IMAging GEnetics for MENtal Disorders
Coordinator: Andreas MEYER-LINDENBERG
Project Number: 602450
EC contribution: € 6,000,000.00
Project website: under construction
Mental disorders are leading causes of disability, absence from work and premature retirement in Europe. While magnetic resonance imaging (MRI) facilities are broadly available and a vast research literature exists, few neuroimaging applications have reached clinical practice in psychiatry. A major problem is that mental illnesses are currently diagnosed as discrete entities defined clinically.
Instead, recent results show that mental disorders are best understood as quantitative alterations in neural systems relevant across traditional diagnostic boundaries that reflect individual, genetic and environmental risk factors. In the IMAGEMEND consortium, we aim to discover these systems to identify the patient characteristics most relevant for treatment, derive biomarkers and decision rules from this systems-level dimensional account, and systematically validate biomarker panels in patient, high-risk and epidemiological samples to produce automated imaging-based diagnostic and predictive tests tailored for wide distribution throughout Europe in standard clinical settings.

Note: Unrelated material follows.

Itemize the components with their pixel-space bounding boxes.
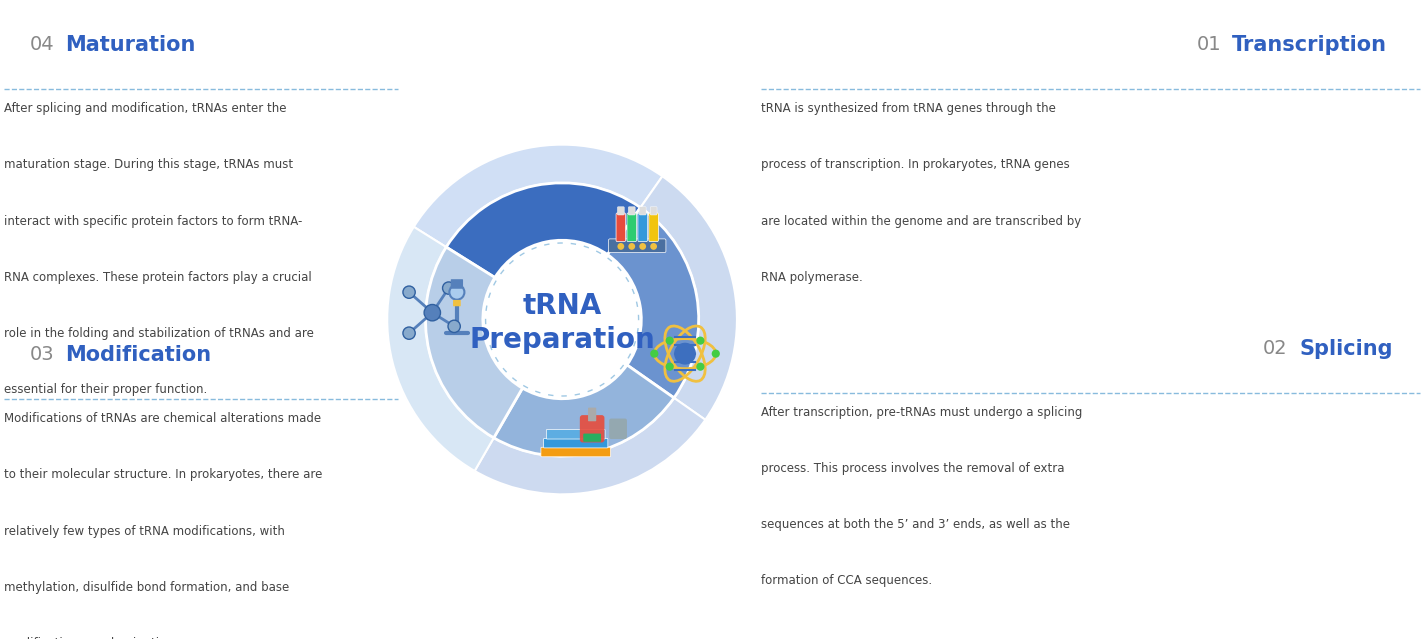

Focusing on schizophrenia, bipolar disorder and attention deficit-hyperactivity disorder, we have assembled Europe’s largest dataset combining neuroimaging, genetic, environmental, cognitive and clinical information on approximately 13000 participants, and have recruited international replication datasets of more than 30000 people. This unique resource will be processed using a new generation of multivariate statistical analysis to optimize existing imaging technology for the benefit of patients.
We will also develop new imaging technology to enable the direct imaging-based therapeutic modification of neural circuits through rapid real-time MRI. Our deliverables will promote personalized treatment through more accurate patient stratification, allow diagnoses at the pre-symptomatic stage for early intervention and prevention, and improve prediction of treatment response and disease progression.